Ты будь доволен и тем, что безвестным мне светочем можешь

Страсть возбуждать; а славы себе не присвоивай нашей!»

Сын Венеры в ответ: «Пусть твой лук поражает все в мире;

Мой же — тебя, Аполлон; и сколько тебе уступает

Прочая тварь, столько слава твоя ниже славы Эрота!»

Это сказав, встрепетал он крылами и, воздух разсекши,

Смело взлетел на одетую тенью вершину Парнаса.

Там из среды стрелоносного лука извлек две стрелы он

Разного свойства: одна любовь гонит, другая — рождает.

Та, что рождает любовь, острием позолоченным блещет;

Та, что гонит, тупа и конец ее трости – свинцовый.

Эту Эрот в сердце Нимфы Пенейской вонзил, а другою

Ранил Делийского бога, вогнав ее в самые кости.

Вдруг Феб любить стал; а та, и названья любви убегая,

Бродит в дремучих лесах и добычею ловли звериной

Сердце свое веселит – совместница Фебы безбрачной.

Волосы Дафны, без всякой уборки, повязкой лишь сжаты;

Много у ней женихов; но она, женихов всех чуждаясь,

Мужа не хочет, невинная, знать, и в лесах непроходных

Ни о Гименовом ложе, ни о любви не помыслит.

Часто отец говорил: «Ты, дочь милая, зятя должна мне!»

Часто отец говорил: «Ты должна мне, родимая, внучат!»

Но у Дафны, боявшейся брачных огней как проступка,

Ярким румянцем стыда загорались от слов тех ланиты.
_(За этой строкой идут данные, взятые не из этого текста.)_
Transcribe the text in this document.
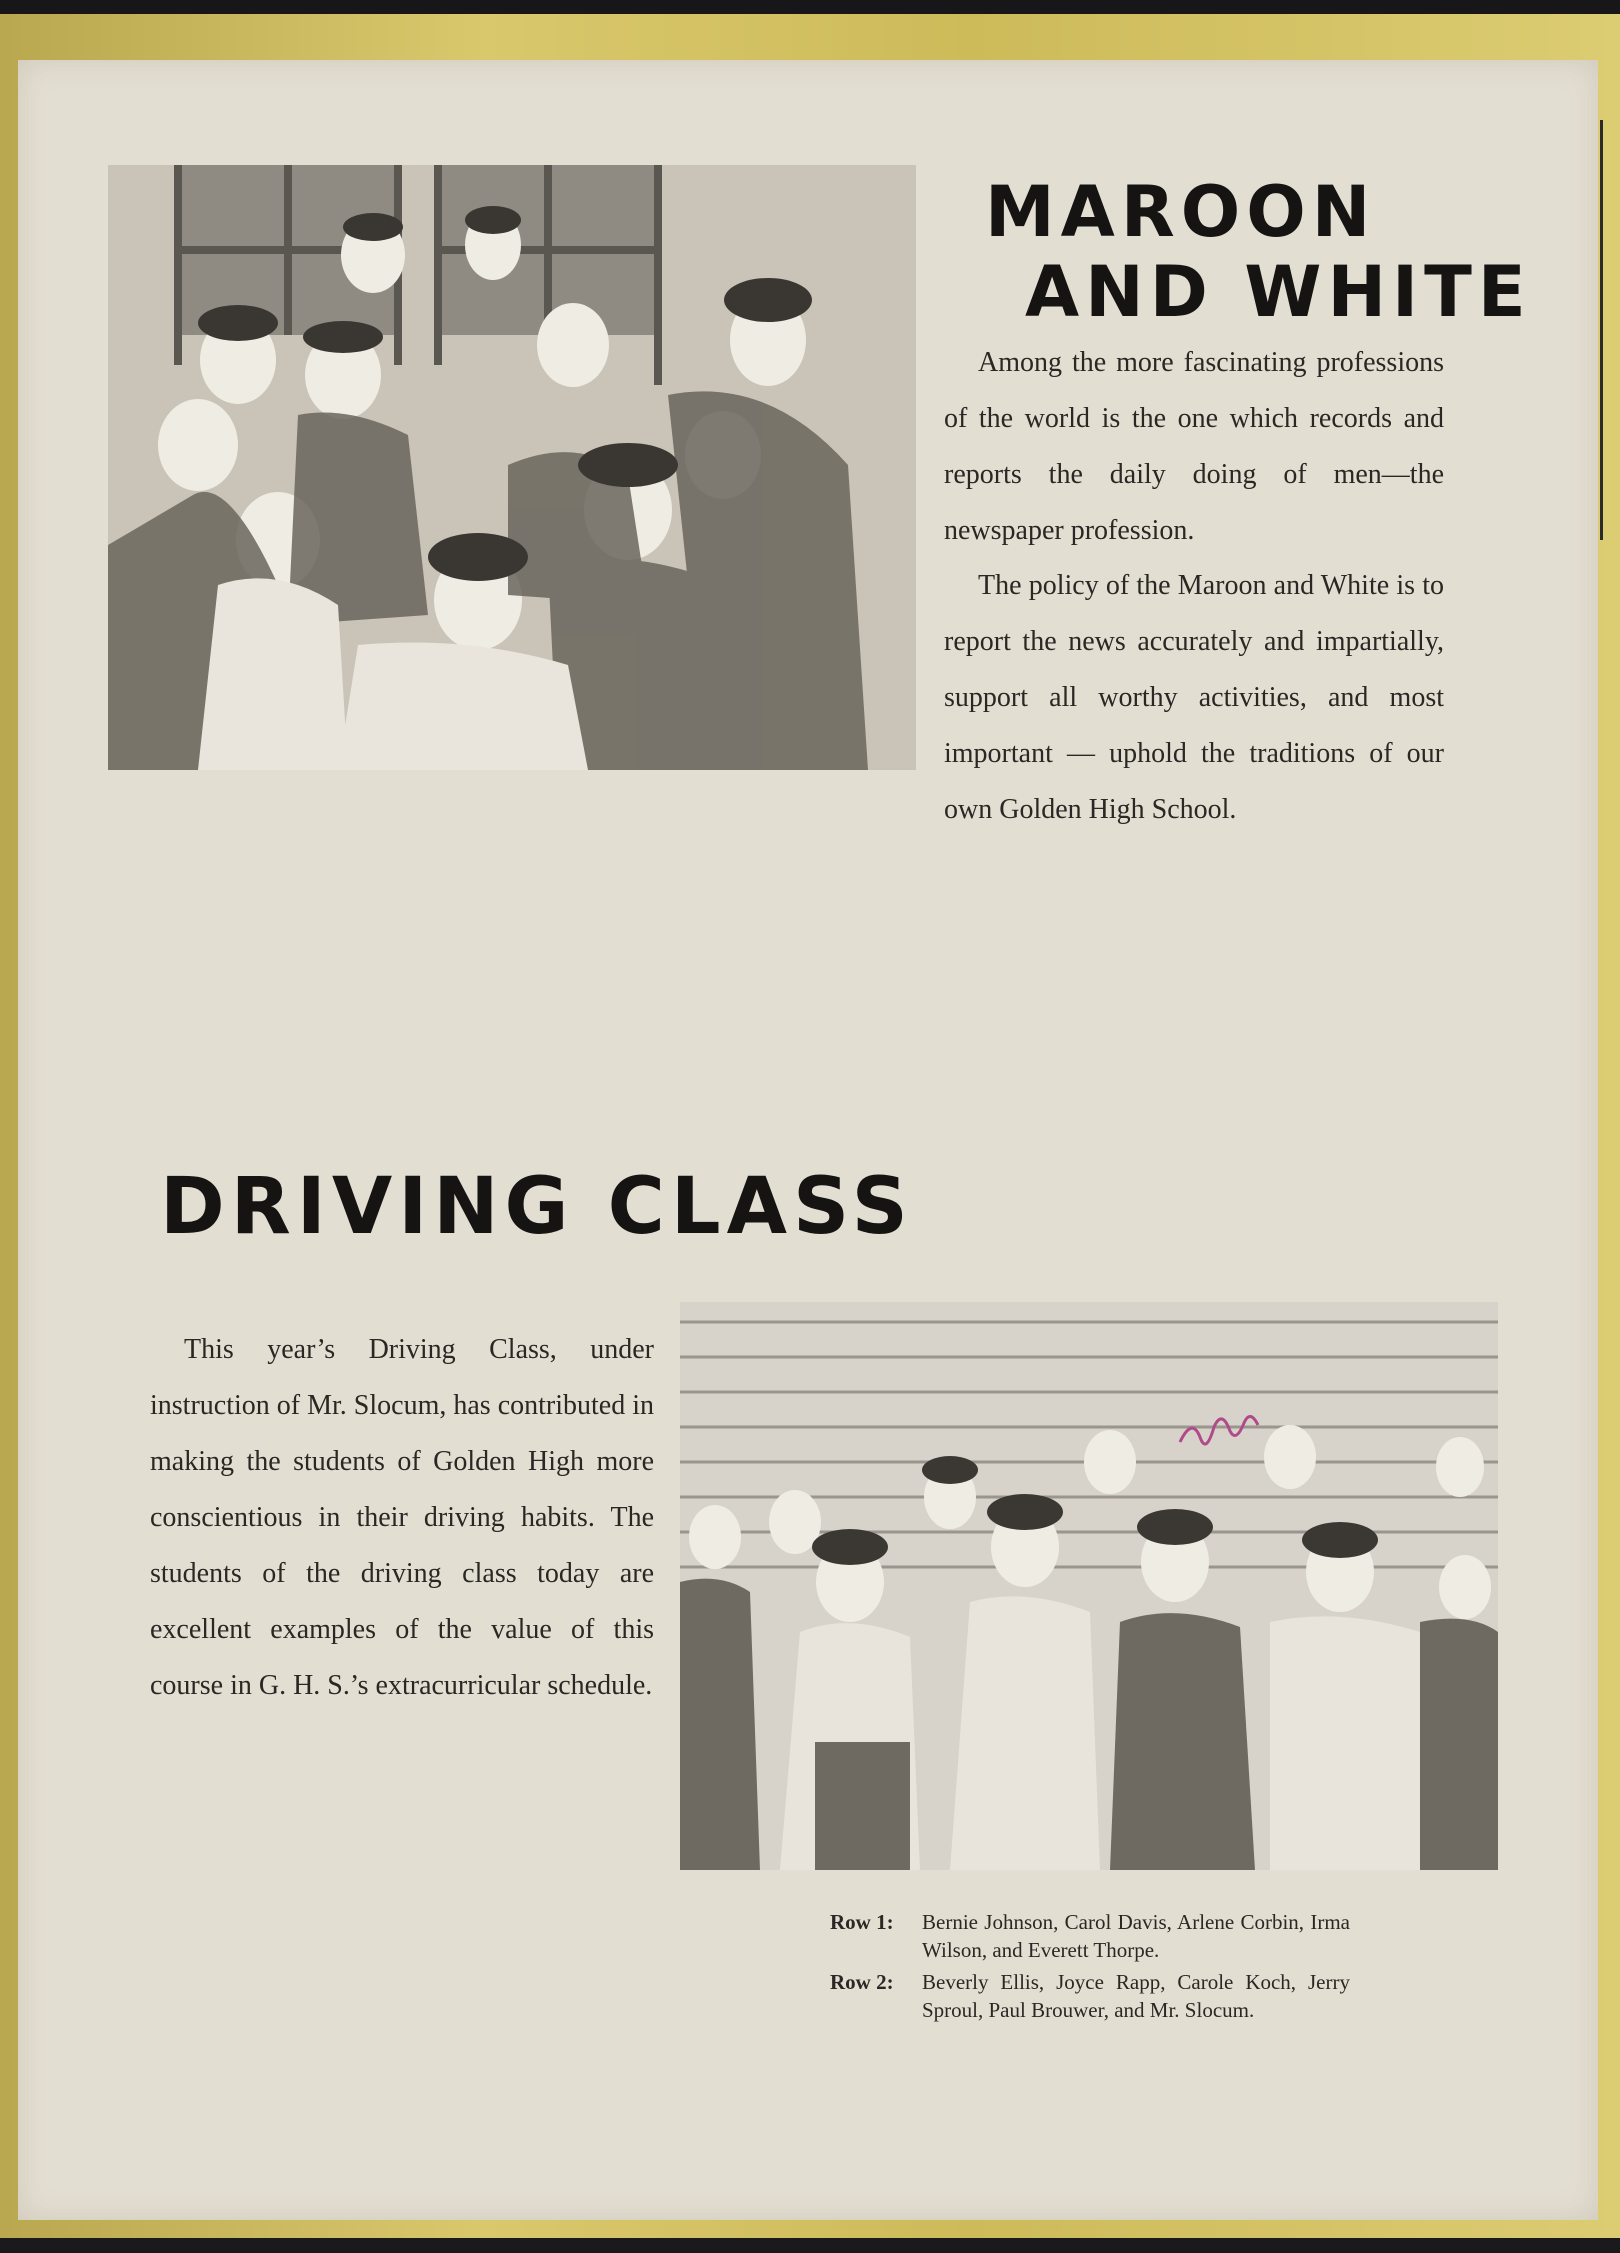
MAROON
AND WHITE

Among the more fascinating professions of the world is the one which records and reports the daily doing of men—the newspaper profession.

The policy of the Maroon and White is to report the news accurately and impartially, support all worthy activities, and most important — uphold the traditions of our own Golden High School.

DRIVING CLASS

This year’s Driving Class, under instruction of Mr. Slocum, has contributed in making the students of Golden High more conscientious in their driving habits. The students of the driving class today are excellent examples of the value of this course in G. H. S.’s extracurricular schedule.

Row 1:	Bernie Johnson, Carol Davis, Arlene Corbin, Irma Wilson, and Everett Thorpe.
Row 2:	Beverly Ellis, Joyce Rapp, Carole Koch, Jerry Sproul, Paul Brouwer, and Mr. Slocum.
Ласково шею отца обвивая руками: «Родитель!

Милый родитель!» она отвечала, «оставь навсегда мне

Девство мое: и Диане отец предоставил то прежде!»

Тот уступал; но вотще! красота воспрещает, о дева!

Быть, чем желаешь, я воле твоей самый вид твой — противник!

Делий любит, и встретившись с Дафной, желает с ней брака;

Вслед за желаньем — надежда в душе; и ему лгут гаданья!

Точно как сушь на полях, по снятьи колосьев, пылает;

Как изгороды горят, если путник небрежный свой светочь

Иль близко к ним поднесет, или бросит под них перед светом:

Точно так пламенем бог стал объят; так он всем уже сердцем

Тает в огне и бесплодную страсть услаждает надеждой.

Видя, как волосы девы небрежно вкруг шеи виются:

Что было б, мнит он, когда б их убрать? видит блеск лучезарный

Звездам подобных очей, видит крошки — уста, от которых

Взора нельзя оторвать, выхваляет в ней пальцы, кисть дланей,

Плеча ее, и от плеч до локтей почти голые руки.

Скрытое кажется лучшим еще. Но, быстрей легких ветров,

Дафна бежит, и любовника зов не удержит бегущей.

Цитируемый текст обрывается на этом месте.